L’expression « métaphysique constituée », censée exprimer une deuxième modalité, n’est pas des plus heureuses. Certes, on ne saurait s’opposer à l’idée d’aller chercher la métaphysique partout où elle se trouve, sans se limiter aux oeuvres strictement philosophiques de l’Aquinate. Il faut aussi reconnaître que, dans les faits, certains développements métaphysiques (sur la création, la providence, l’acte d’être, etc.) n’ont eu lieu qu’une fois connue la révélation biblique. S’impose également l’idée que la notion de personne a reçu, grâce à la christologie, des enrichissements, ou que les notions de substance et de relation ont bénéficié d’éclaircissements grâce à la théologie trinitaire. Mais rendre compte de tout cela par la nouveauté d’une métaphysique constituée par la théologie se concilie difficilement avec le maintien de rapports sans confusion entre ces deux sciences. Comme tel, un théologien constitue de la théologie, pas de la métaphysique, même si rien ne l’empêche de se servir de notions métaphysiques. Comme telle, une métaphysique est constituée par un philosophe. Comment à la fois suivre Thomas en ses rigoureuses distinctions des méthodes et parler de métaphysique qui conserve son statut… en se voyant constituée par la théologie ? Sans récuser les constats précédents, il doit exister une façon moins ambiguë d’en rendre compte.

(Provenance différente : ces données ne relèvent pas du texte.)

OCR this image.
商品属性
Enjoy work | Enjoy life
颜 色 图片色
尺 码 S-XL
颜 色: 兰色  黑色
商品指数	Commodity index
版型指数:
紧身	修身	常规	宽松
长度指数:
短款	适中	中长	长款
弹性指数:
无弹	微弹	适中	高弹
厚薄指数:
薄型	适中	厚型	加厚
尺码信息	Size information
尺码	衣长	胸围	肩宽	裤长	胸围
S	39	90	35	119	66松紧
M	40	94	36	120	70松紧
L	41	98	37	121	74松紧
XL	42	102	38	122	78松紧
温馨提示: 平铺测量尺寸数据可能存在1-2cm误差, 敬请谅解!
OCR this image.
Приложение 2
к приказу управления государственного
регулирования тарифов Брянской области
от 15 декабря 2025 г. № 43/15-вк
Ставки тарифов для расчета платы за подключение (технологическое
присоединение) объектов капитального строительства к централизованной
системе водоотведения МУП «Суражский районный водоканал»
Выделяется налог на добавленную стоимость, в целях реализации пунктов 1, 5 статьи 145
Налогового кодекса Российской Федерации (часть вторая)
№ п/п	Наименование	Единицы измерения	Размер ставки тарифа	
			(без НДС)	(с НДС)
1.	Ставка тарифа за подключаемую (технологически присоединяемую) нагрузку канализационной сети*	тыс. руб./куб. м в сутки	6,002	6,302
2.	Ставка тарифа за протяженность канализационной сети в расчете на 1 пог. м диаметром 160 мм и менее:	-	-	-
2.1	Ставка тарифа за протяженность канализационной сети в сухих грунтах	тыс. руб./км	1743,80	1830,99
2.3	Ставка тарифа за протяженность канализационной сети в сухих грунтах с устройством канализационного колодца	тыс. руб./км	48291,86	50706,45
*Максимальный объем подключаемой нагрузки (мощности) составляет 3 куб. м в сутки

Quant à la « manifestation rationnelle des vérités de la foi et la réfutation des erreurs contraires » (p. 1 315), dont les trois premiers livres de la Somme contre les Gentils constituent l’illustration type, il est inopportun d’en faire une modalité essentielle de la métaphysique. Qu’une vérité soit révélée justifie que le théologien s’y intéresse ; qu’elle soit aussi, comme il arrive, connaissable à la lumière de la raison naturelle, fera en sorte que sa manifestation rationnelle, par des arguments philosophiques, sera possible. Sous ce rapport, on a alors affaire à de la métaphysique. Lui octroyer une modalité nouvelle parce que les vérités démontrées s’adonnent à faire partie des dogmes catholiques, revient à ériger une nomenclature inspirée de purs accidents.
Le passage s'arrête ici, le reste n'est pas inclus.